For the past 10 years, Ashleigh DeLuca has helped pay tuition for a group of students in West Africa, helping three of them graduate from high school.
Those students now have their sights set on earning college degrees in the United States, and DeLuca, formerly of Glen Cove, is determined to get them there.
After graduating from high school in 2008, DeLuca, then 17, traveled to Gambia to teach English. She taught about 50 sixth-grade students in a crowded classroom in Makumbaya, a rural village with no running water or electricity, DeLuca said.
“I saw the families and kids, so I knew what they were up against,” said DeLuca, 27, who now lives in Washington, D.C. but regularly visits her family in Smithtown. “They couldn’t afford for their priority to be the education of their children. Education was a luxury.”
She was struck by the poverty in the village but inspired by 16 particularly bright and dedicated students, she said. They were all expected to cook and clean and work to support their families and would then complete their homework late at night by candlelight, DeLuca said.
“That really took me aback,” she said. “I wanted to foster that and keep them on the right path, but I knew money was the primary obstacle.”
Before DeLuca left, after almost a year of teaching in the village, she made a deal with those 16 students and their families. If they remained in school, she would pay for their tuition until they graduated from high school.
DeLuca created the Starling Sponsorship Program as a freshman at George Washington University, studying communications. Through the program, families, many from Long Island, sponsored one of DeLuca’s former students, paying between $60 and $100 annually in tuition and transportation costs for each child.
Over the years, some students had to leave school to go to work, some married and one student died of malaria, DeLuca said.
Three graduated with their degrees, twins Awa and Adama Jarju and Penda Jallow, all 23.

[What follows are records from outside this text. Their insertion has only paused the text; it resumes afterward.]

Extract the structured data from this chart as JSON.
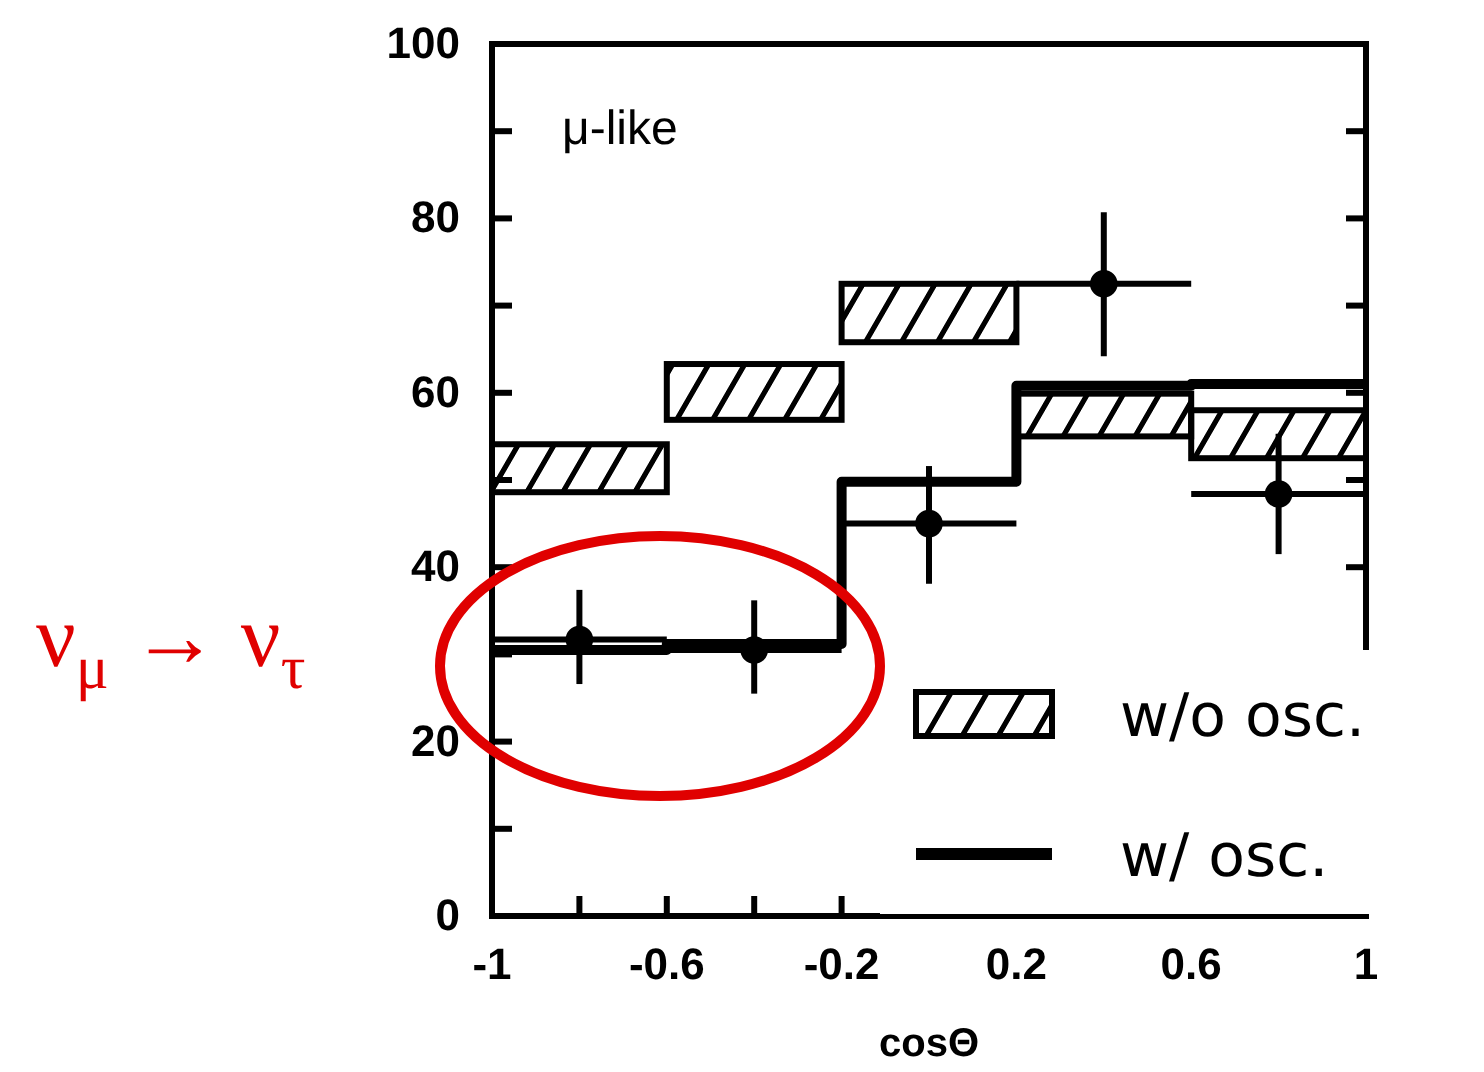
{
  "chart_data": {
    "type": "bar",
    "title": "μ-like",
    "xlabel": "cosΘ",
    "xlim": [
      -1,
      1
    ],
    "xticks": [
      -1,
      {
        "value": -0.8,
        "label": null
      },
      -0.6,
      {
        "value": -0.4,
        "label": null
      },
      -0.2,
      {
        "value": 0,
        "label": null
      },
      0.2,
      {
        "value": 0.4,
        "label": null
      },
      0.6,
      {
        "value": 0.8,
        "label": null
      },
      1
    ],
    "ylim": [
      0,
      100
    ],
    "yticks": [
      0,
      {
        "value": 10,
        "label": null
      },
      20,
      {
        "value": 30,
        "label": null
      },
      40,
      {
        "value": 50,
        "label": null
      },
      60,
      {
        "value": 70,
        "label": null
      },
      80,
      {
        "value": 90,
        "label": null
      },
      100
    ],
    "series": [
      {
        "name": "w/o osc.",
        "color": "#000000",
        "x": [
          -0.8,
          -0.4,
          0,
          0.4,
          0.8
        ],
        "base": [
          48.6,
          56.9,
          65.8,
          55.0,
          52.5
        ],
        "values": [
          5.5,
          6.4,
          6.7,
          4.9,
          5.5
        ]
      },
      {
        "name": "w/ osc.",
        "type": "line",
        "color": "#000000",
        "x": [
          -1,
          -0.6,
          -0.6,
          -0.2,
          -0.2,
          0.2,
          0.2,
          0.6,
          0.6,
          1
        ],
        "values": [
          30.5,
          30.5,
          31.2,
          31.2,
          49.8,
          49.8,
          60.8,
          60.8,
          61.0,
          61.0
        ]
      },
      {
        "type": "scatter",
        "color": "#000000",
        "marker": "circle",
        "x": [
          -0.8,
          -0.4,
          0,
          0.4,
          0.8
        ],
        "values": [
          31.7,
          30.5,
          45.0,
          72.5,
          48.4
        ],
        "errors": [
          [
            26.6,
            37.4
          ],
          [
            25.5,
            36.2
          ],
          [
            38.1,
            51.6
          ],
          [
            64.2,
            80.7
          ],
          [
            41.5,
            55.3
          ]
        ],
        "xerrors": [
          0.2,
          0.2,
          0.2,
          0.2,
          0.2
        ]
      }
    ],
    "annotations": [
      "ν$_{μ}$ → ν$_{τ}$"
    ],
    "legend": "bottom right",
    "grid": false
  }
}
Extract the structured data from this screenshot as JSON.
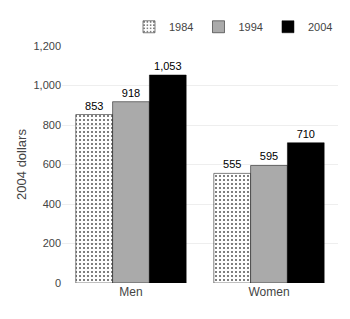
{
  "chart_data": {
    "type": "bar",
    "ylabel": "2004 dollars",
    "categories": [
      "Men",
      "Women"
    ],
    "series": [
      {
        "name": "1984",
        "color": "#e0e0e0",
        "values": [
          853,
          555
        ],
        "value_labels": [
          "853",
          "555"
        ]
      },
      {
        "name": "1994",
        "color": "#aaaaaa",
        "values": [
          918,
          595
        ],
        "value_labels": [
          "918",
          "595"
        ]
      },
      {
        "name": "2004",
        "color": "#000000",
        "values": [
          1053,
          710
        ],
        "value_labels": [
          "1,053",
          "710"
        ]
      }
    ],
    "ylim": [
      0,
      1200
    ],
    "yticks": [
      0,
      200,
      400,
      600,
      800,
      {
        "value": 1000,
        "label": "1,000"
      },
      {
        "value": 1200,
        "label": "1,200"
      }
    ],
    "grid": true,
    "legend": "upper right",
    "data_labels": true
  }
}
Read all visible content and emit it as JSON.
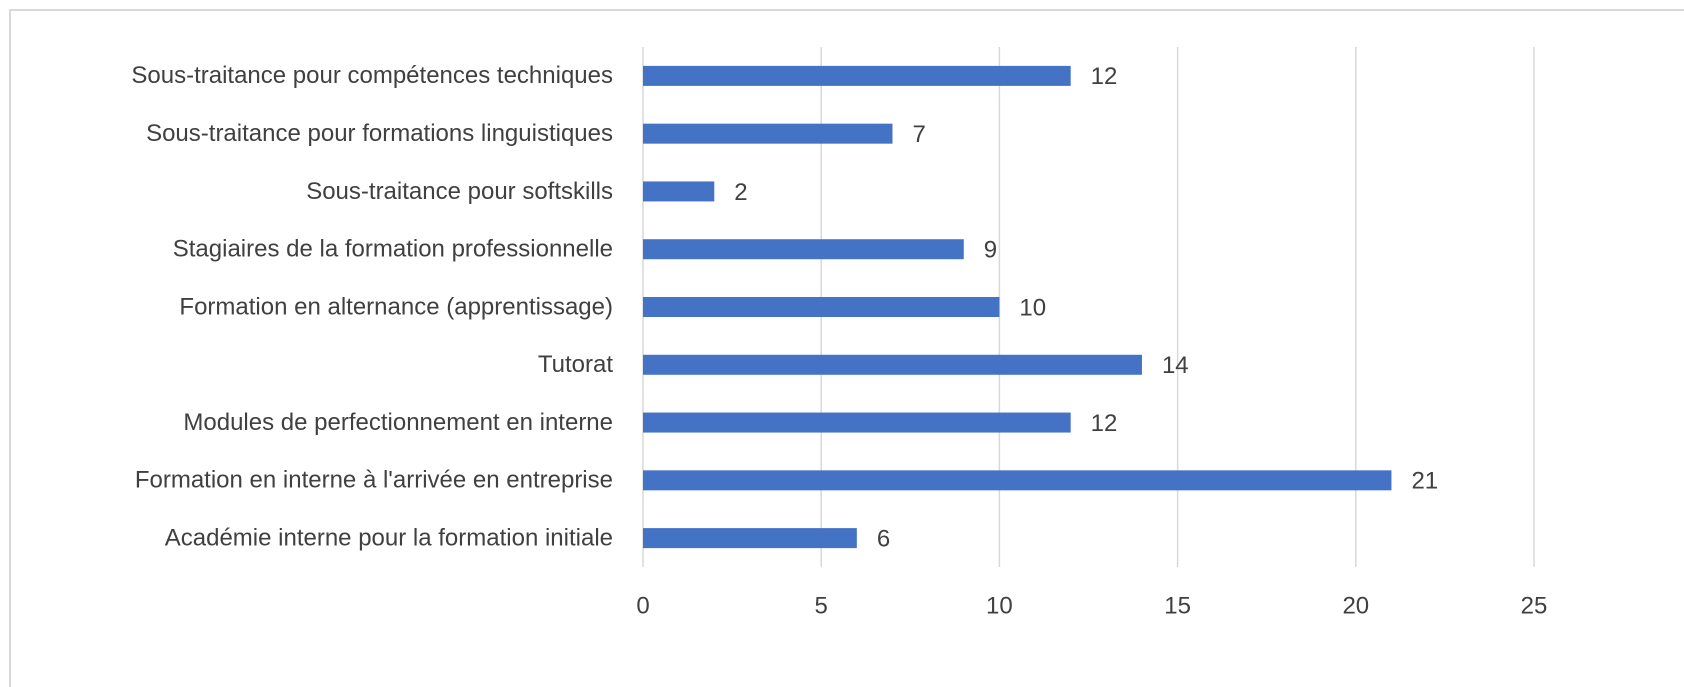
{
  "chart_data": {
    "type": "bar",
    "orientation": "horizontal",
    "categories": [
      "Sous-traitance pour compétences techniques",
      "Sous-traitance pour formations linguistiques",
      "Sous-traitance pour softskills",
      "Stagiaires de la formation professionnelle",
      "Formation en alternance (apprentissage)",
      "Tutorat",
      "Modules de perfectionnement en interne",
      "Formation en interne à l'arrivée en entreprise",
      "Académie interne pour la formation initiale"
    ],
    "values": [
      12,
      7,
      2,
      9,
      10,
      14,
      12,
      21,
      6
    ],
    "color": "#4472c4",
    "xlim": [
      0,
      25
    ],
    "xticks": [
      0,
      5,
      10,
      15,
      20,
      25
    ],
    "grid": true
  }
}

“I thought, ‘Wow, they did it,’” DeLuca said. “I was so proud and happy that they had that drive to make it through.”
Now that they had earned their high school diplomas, the three students wrote to DeLuca one day to ask if she would help them get to an American college. Jallow wrote about her hope to study nursing and eventually start her own mobile medical unit in Gambia. Adama Jarju wanted to study computer science and Awa to study business.
“ ‘Dunya munoy maccoro’ is a phrase in Mandinka, my native language, which means the world is about helping one another,” Jallow said in a news release from the Starling Sponsorship Program. “I want to do my best to help the same neighbors who have helped me.”
Unlike what she had done 10 years ago, DeLuca said she couldn’t promise them anything but she’d do everything she could to help them study in the United States.
She paid about $500 for application fees and for the students to take their SATs. They were accepted to six schools but ultimately decided on St. Thomas Aquinas in upstate Sparkill, DeLuca said.
Jallow, Awa and Adama Jarju have been awarded partial scholarships, covering about half of their tuition, DeLuca said. But to cover four years of school, housing and other expenses she needs to raise $270,000 before the semester begins in August, DeLuca said.
So far she’s raised about $6,000 through a GoFundMe page and is planning fundraising events. She’s a long way off from her goal, but DeLuca said she’s still hopeful.
“I’ve heard their dreams,” DeLuca said. “They came from a village with no running water and no electricity and despite everything they’ve been through, they have not given up hope.”